The Irish Congress of Trade Unions has rejected claims that its officers have acted contrary to its own policy by calling for a Yes vote in the referendum on the Amsterdam Treaty.
The general secretary of Congress, Mr Peter Cassells, and other senior officers have called for a Yes vote in recent weeks. This followed a unanimous ICTU executive decision to back the treaty.
However, in 1995 the ICTU's biennial conference approved a motion stating that it instructed its executive to hold a special delegate conference as soon as possible after the Amsterdam Treaty was signed to decide Congress policy on it.
The motion, from the Cork Operative Butchers Society, expressed concerns about the possible implications a new treaty would have for Irish neutrality as well as the social and economic effects on Irish workers.
The proposers of the motion complained earlier this month when Congress officials began calling for a Yes vote without holding a special delegate conference. However, a reply sent by the ICTU to the proposers is understood to have rejected the complaint.
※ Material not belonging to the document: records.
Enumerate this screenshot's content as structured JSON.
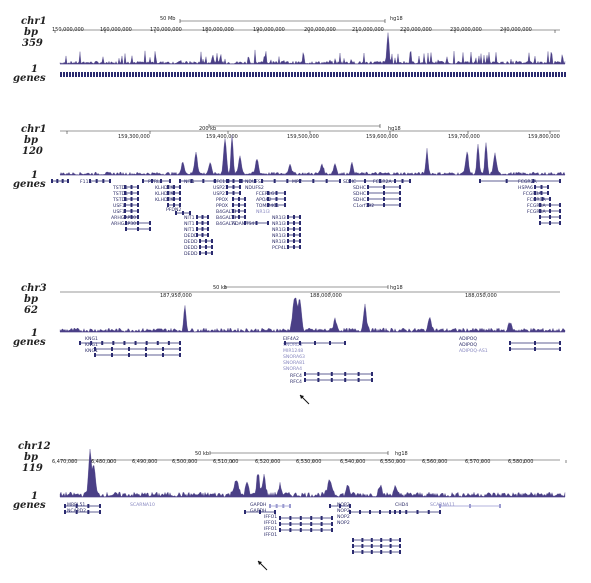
{
  "colors": {
    "signal": "#4a3f86",
    "track": "#2b2b70",
    "light": "#9a9ad0",
    "axis": "#333333"
  },
  "panels": [
    {
      "chrom": "chr1",
      "unit": "bp",
      "ymax": "359",
      "ymin": "1",
      "genes_label": "genes",
      "scale": "50 Mb",
      "assembly": "hg18",
      "ticks": [
        "150,000,000",
        "160,000,000",
        "170,000,000",
        "180,000,000",
        "190,000,000",
        "200,000,000",
        "210,000,000",
        "220,000,000",
        "230,000,000",
        "240,000,000"
      ],
      "genes": []
    },
    {
      "chrom": "chr1",
      "unit": "bp",
      "ymax": "120",
      "ymin": "1",
      "genes_label": "genes",
      "scale": "200 kb",
      "assembly": "hg18",
      "ticks": [
        "159,300,000",
        "159,400,000",
        "159,500,000",
        "159,600,000",
        "159,700,000",
        "159,800,000"
      ],
      "genes": [
        "F11R",
        "TSTD1",
        "TSTD1",
        "TSTD1",
        "USF1",
        "USF1",
        "ARHGAP30",
        "ARHGAP30",
        "PVRL4",
        "KLHDC9",
        "KLHDC9",
        "KLHDC9",
        "PFDN2",
        "NIT1",
        "NIT1",
        "NIT1",
        "NIT1",
        "DEDD",
        "DEDD",
        "DEDD",
        "DEDD",
        "UFC1",
        "USP21",
        "USP21",
        "PPOX",
        "PPOX",
        "B4GALT3",
        "B4GALT3",
        "B4GALT3",
        "ADAMTS4",
        "NDUFS2",
        "NDUFS2",
        "FCER1G",
        "APOA2",
        "TOMM40L",
        "NR1I3",
        "NR1I3",
        "NR1I3",
        "NR1I3",
        "NR1I3",
        "NR1I3",
        "PCP4L1",
        "MPZ",
        "SDHC",
        "SDHC",
        "SDHC",
        "SDHC",
        "C1orf192",
        "FCGR2A",
        "FCGR2A",
        "HSPA6",
        "FCGR3A",
        "FCGR3A",
        "FCGR3A",
        "FCGR3A"
      ]
    },
    {
      "chrom": "chr3",
      "unit": "bp",
      "ymax": "62",
      "ymin": "1",
      "genes_label": "genes",
      "scale": "50 kb",
      "assembly": "hg18",
      "ticks": [
        "187,950,000",
        "188,000,000",
        "188,050,000"
      ],
      "genes": [
        "KNG1",
        "KNG1",
        "KNG1",
        "EIF4A2",
        "SNORD2",
        "MIR1248",
        "SNORA63",
        "SNORA81",
        "SNORA4",
        "RFC4",
        "RFC4",
        "ADIPOQ",
        "ADIPOQ",
        "ADIPOQ-AS1"
      ]
    },
    {
      "chrom": "chr12",
      "unit": "bp",
      "ymax": "119",
      "ymin": "1",
      "genes_label": "genes",
      "scale": "50 kb",
      "assembly": "hg18",
      "ticks": [
        "6,470,000",
        "6,480,000",
        "6,490,000",
        "6,500,000",
        "6,510,000",
        "6,520,000",
        "6,530,000",
        "6,540,000",
        "6,550,000",
        "6,560,000",
        "6,570,000",
        "6,580,000"
      ],
      "genes": [
        "MRPL51",
        "NCAPD2",
        "SCARNA10",
        "GAPDH",
        "GAPDH",
        "IFFO1",
        "IFFO1",
        "IFFO1",
        "IFFO1",
        "NOP2",
        "NOP2",
        "NOP2",
        "NOP2",
        "CHD4",
        "SCARNA11"
      ]
    }
  ]
}
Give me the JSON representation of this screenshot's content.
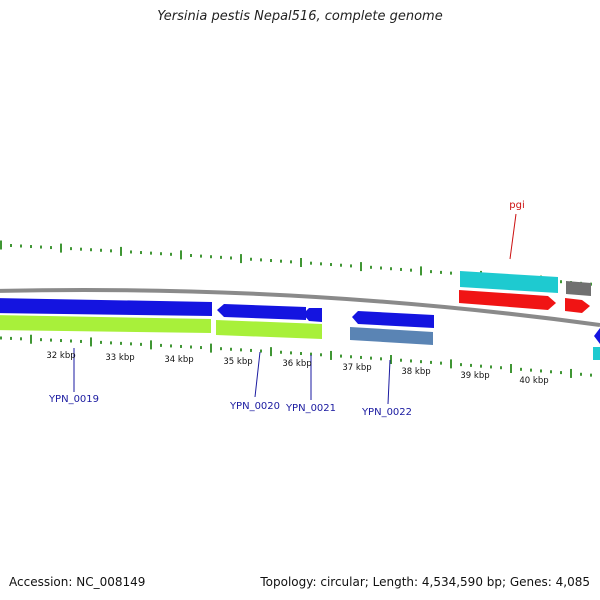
{
  "title": "Yersinia pestis Nepal516, complete genome",
  "footer": {
    "accession": "Accession: NC_008149",
    "summary": "Topology: circular; Length: 4,534,590 bp; Genes: 4,085"
  },
  "colors": {
    "backbone": "#8a8a8a",
    "ticks": "#2a8a1e",
    "gene_blue": "#1414e0",
    "gene_lime": "#a8f03a",
    "gene_steel": "#5a84b4",
    "gene_cyan": "#1ecad0",
    "gene_red": "#f01414",
    "gene_gray": "#707070",
    "label_blue": "#1a1aa0",
    "label_red": "#cc1111"
  },
  "ruler": {
    "labels": [
      "32 kbp",
      "33 kbp",
      "34 kbp",
      "35 kbp",
      "36 kbp",
      "37 kbp",
      "38 kbp",
      "39 kbp",
      "40 kbp"
    ]
  },
  "gene_labels": {
    "ypn_0019": "YPN_0019",
    "ypn_0020": "YPN_0020",
    "ypn_0021": "YPN_0021",
    "ypn_0022": "YPN_0022",
    "pgi": "pgi"
  }
}
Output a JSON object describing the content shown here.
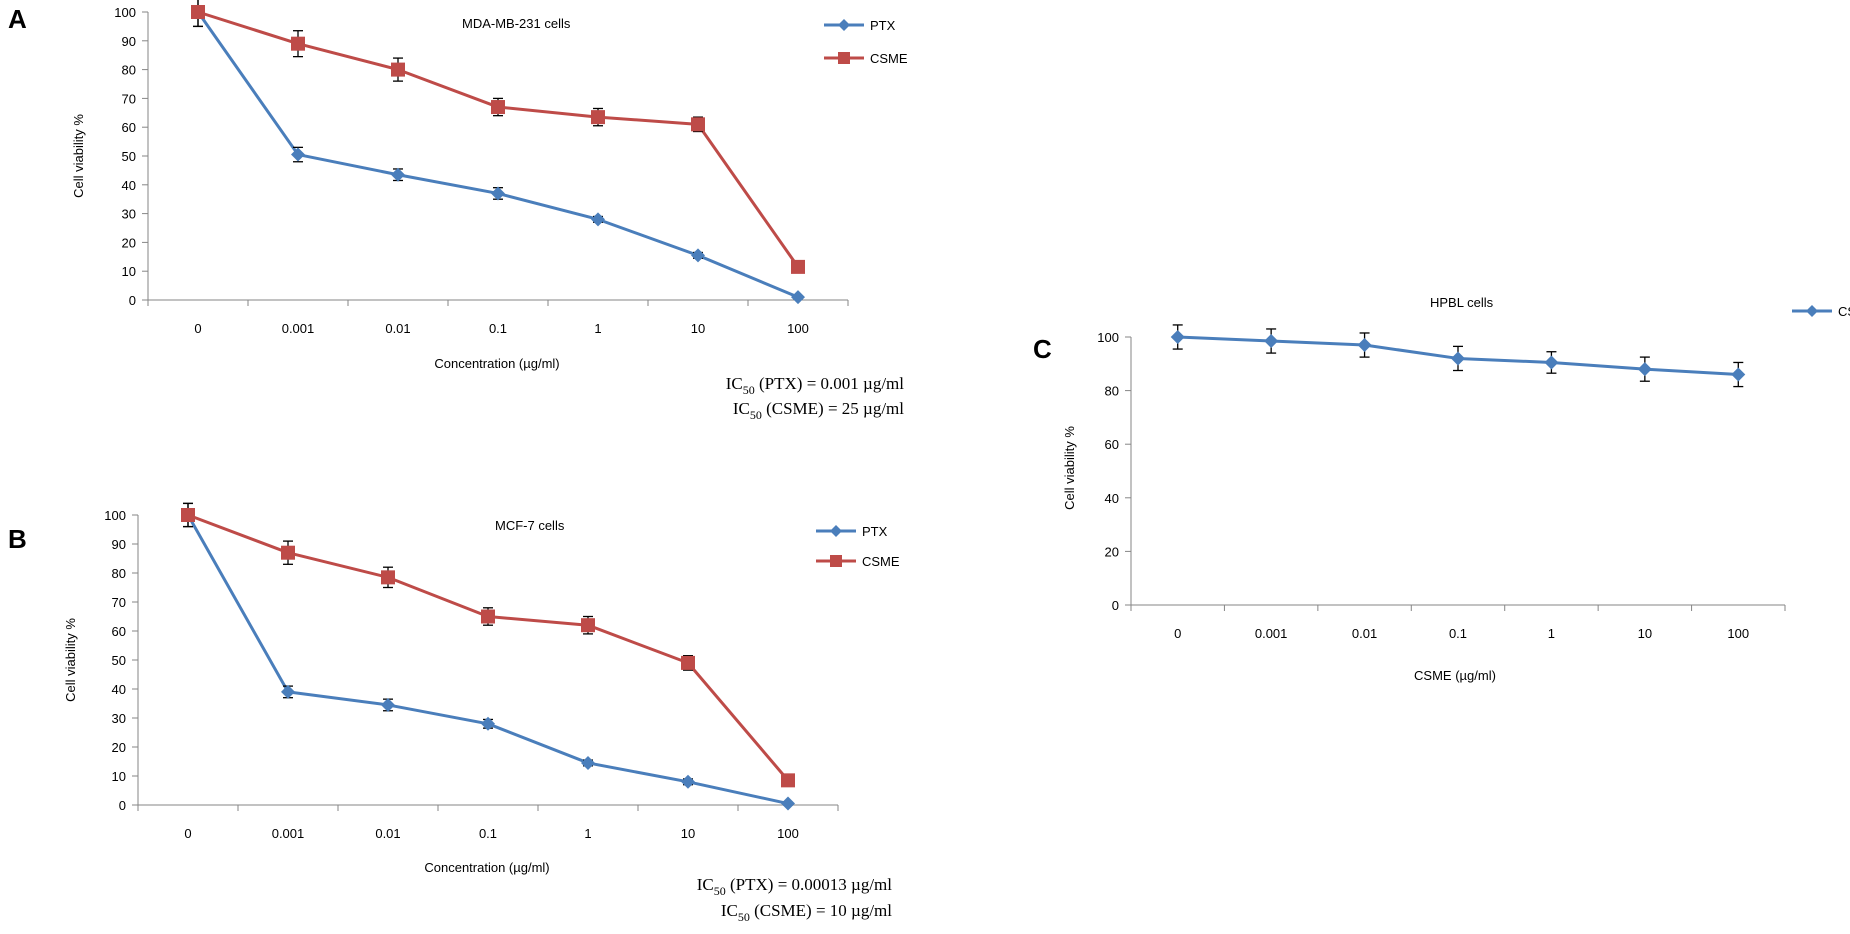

"Under the constitution of Congress, the convening of a special delegate conference is a matter for decision by the Executive Council," the letter is understood to have said. "Consequently, motions which seek to instruct the Executive Council to convene such conferences are normally ruled out of order.
"However, as happened in relation to the 1995 motion you referred to, when the sponsoring union is prepared to accept that the motion is not binding on the Executive Council and amounts to a recommendation only, the union concerned is allowed to move the motion and have it debated on that clear understanding."